By combining history and literary criticism, Kathleen Ross in this book reevaluates the concept of the baroque of the Indies. She undertakes a deep and thorough analysis of Parayso occidental (1684), an account of the history of the Convent of Jesús María (founded in 1580 in Mexico City) by Carlos de Sigüenza y Góngora, the celebrated seventeenth-century scholar of New Spain. Ross considers that Parayso portrays Sigüenza’s concerns and anxieties about two issues: the possibility of a criollo historiographical consciousness and the place of criollo women as preservers of the criollo group in a multiethnic society. Thus, Sigüenza’s book is especially appropriate for examining how gender and history interrelated in colonial Spanish America.
Ross adopts a critical stand toward the historiography and literary criticism that has tried to separate Sigüenza from the baroque by making him either a hero of modernity or a symbol of resistance. She seeks a third interpretation, using the concept of colonial discourse to examine how Sigüenza recycled previous narratives to give a voice to the colonial subjectivity. Her exploration shows many important aspects of Sigüenza’s criollo vision by uncovering the tensions in his work. According to Ross, Sigüenza had to address his book to both the king of Spain and the feminine readership of the convent. He solved the problem by using “a baroque language, a lack of critical references, and a wealth of excess layering.” As a result, Parayso shows an oscillating and unresolved pattern, in sharp contrast with the “standard boundaries and genres” apparently privileged in Europe.
Sigüenza also wanted to depict the Convent of Jesús María as a New World paradise; but the rise of Carmelite reformers, who struggled to abandon it to pursue a truly ascetic life, suggested that the convent was far from being such a paradise of virtue. In her exhaustive analysis, Ross points out that despite his suppression of women’s testimonies regarding the creole-peninsular conflict and other political confrontations, Sigüenza could not avoid a “rhetorical crisis” in his text.
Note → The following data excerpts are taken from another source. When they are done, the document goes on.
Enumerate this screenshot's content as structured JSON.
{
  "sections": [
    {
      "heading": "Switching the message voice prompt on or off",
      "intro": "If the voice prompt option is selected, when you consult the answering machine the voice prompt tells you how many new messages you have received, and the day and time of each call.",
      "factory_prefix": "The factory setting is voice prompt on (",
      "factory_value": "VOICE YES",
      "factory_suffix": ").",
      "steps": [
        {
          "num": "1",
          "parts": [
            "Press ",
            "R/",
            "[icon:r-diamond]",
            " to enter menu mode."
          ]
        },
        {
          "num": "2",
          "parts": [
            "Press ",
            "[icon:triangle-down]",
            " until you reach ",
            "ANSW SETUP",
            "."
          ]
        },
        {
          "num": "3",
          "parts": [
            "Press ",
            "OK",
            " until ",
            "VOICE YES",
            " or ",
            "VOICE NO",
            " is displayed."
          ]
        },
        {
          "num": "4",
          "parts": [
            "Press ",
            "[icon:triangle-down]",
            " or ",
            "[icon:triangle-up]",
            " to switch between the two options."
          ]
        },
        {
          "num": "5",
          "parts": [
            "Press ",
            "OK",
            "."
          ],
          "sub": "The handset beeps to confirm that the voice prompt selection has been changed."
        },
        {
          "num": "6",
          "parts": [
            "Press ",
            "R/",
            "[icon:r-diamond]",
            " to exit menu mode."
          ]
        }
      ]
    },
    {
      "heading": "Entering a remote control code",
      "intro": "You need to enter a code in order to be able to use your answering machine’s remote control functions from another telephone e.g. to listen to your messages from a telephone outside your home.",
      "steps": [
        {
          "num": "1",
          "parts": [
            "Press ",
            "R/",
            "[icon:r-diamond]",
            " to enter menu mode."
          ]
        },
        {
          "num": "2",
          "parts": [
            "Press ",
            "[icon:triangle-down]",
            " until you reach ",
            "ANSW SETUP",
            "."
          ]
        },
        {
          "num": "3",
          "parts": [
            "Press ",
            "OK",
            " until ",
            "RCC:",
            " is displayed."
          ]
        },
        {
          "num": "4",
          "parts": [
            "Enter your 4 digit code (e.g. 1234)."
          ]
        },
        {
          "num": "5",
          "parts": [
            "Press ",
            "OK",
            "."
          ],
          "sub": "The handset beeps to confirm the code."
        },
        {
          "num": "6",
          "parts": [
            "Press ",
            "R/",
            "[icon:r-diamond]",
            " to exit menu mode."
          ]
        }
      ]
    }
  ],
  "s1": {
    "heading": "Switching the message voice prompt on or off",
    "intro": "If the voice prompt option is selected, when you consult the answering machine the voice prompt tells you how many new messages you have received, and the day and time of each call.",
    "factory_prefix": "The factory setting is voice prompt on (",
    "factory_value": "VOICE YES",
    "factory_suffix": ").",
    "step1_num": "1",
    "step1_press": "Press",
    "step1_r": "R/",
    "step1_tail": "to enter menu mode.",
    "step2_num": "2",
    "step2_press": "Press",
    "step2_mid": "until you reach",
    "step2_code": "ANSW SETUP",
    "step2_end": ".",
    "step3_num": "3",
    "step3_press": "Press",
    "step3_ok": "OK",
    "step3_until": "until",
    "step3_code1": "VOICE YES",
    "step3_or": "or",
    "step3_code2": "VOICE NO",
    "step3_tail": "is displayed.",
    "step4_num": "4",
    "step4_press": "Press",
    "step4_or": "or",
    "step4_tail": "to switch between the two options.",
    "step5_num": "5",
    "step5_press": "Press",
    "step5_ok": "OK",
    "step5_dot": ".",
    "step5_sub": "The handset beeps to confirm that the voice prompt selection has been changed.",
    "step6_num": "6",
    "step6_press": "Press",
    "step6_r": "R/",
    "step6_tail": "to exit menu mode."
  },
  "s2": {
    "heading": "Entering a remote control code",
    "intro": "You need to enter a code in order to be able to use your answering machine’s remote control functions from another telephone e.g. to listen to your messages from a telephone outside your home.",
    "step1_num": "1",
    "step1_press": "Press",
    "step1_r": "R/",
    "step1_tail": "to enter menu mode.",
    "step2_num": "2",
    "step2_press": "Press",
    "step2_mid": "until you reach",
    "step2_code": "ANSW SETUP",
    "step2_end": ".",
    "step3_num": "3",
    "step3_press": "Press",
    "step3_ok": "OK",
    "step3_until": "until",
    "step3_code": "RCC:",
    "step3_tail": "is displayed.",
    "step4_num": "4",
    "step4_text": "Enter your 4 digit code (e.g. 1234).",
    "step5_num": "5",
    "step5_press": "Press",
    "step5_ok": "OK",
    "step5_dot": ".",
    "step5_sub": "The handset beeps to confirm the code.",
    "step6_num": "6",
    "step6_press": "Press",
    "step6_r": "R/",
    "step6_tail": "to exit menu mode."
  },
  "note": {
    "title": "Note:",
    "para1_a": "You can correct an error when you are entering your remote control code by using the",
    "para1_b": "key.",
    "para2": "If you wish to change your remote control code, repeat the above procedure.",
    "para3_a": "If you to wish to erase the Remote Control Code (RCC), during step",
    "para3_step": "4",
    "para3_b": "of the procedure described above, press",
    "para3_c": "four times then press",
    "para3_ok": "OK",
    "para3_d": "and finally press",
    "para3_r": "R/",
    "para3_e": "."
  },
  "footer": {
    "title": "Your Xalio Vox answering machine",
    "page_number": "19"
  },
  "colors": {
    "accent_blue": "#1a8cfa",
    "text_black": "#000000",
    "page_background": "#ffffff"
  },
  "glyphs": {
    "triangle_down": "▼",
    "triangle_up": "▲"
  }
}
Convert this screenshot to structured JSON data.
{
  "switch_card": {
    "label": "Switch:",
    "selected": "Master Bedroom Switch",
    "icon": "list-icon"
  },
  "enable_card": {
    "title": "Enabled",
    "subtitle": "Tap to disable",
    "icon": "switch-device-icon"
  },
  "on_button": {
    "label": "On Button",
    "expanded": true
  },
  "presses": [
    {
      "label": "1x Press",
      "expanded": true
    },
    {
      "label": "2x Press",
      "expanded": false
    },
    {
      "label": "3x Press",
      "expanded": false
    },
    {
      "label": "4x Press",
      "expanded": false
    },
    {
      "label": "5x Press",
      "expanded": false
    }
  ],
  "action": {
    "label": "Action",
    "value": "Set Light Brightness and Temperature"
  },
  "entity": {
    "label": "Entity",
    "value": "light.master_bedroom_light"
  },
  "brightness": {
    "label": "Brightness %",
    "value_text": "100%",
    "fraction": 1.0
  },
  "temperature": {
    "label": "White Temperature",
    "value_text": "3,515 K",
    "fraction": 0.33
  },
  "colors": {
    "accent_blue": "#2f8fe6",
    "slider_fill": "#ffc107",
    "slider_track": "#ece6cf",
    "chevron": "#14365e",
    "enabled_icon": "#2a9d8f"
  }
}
Ross contributes to a more comprehensive analysis of the condition of women writers in the colonial era with the concept of mediated authorship. Challenging the assumption that writing is a subversive act in itself, Ross underscores the various dimensions of female subjectivity as firmly grounded in history and a concrete social structure. One of the most suggestive topics Ross develops is the intertwining of different temporal dimensions in women’s writing (the time of ritual, the mystical time of visions and miracles, and the time of political events), and Sigüenza’s efforts to subject them to his project of historical narrative.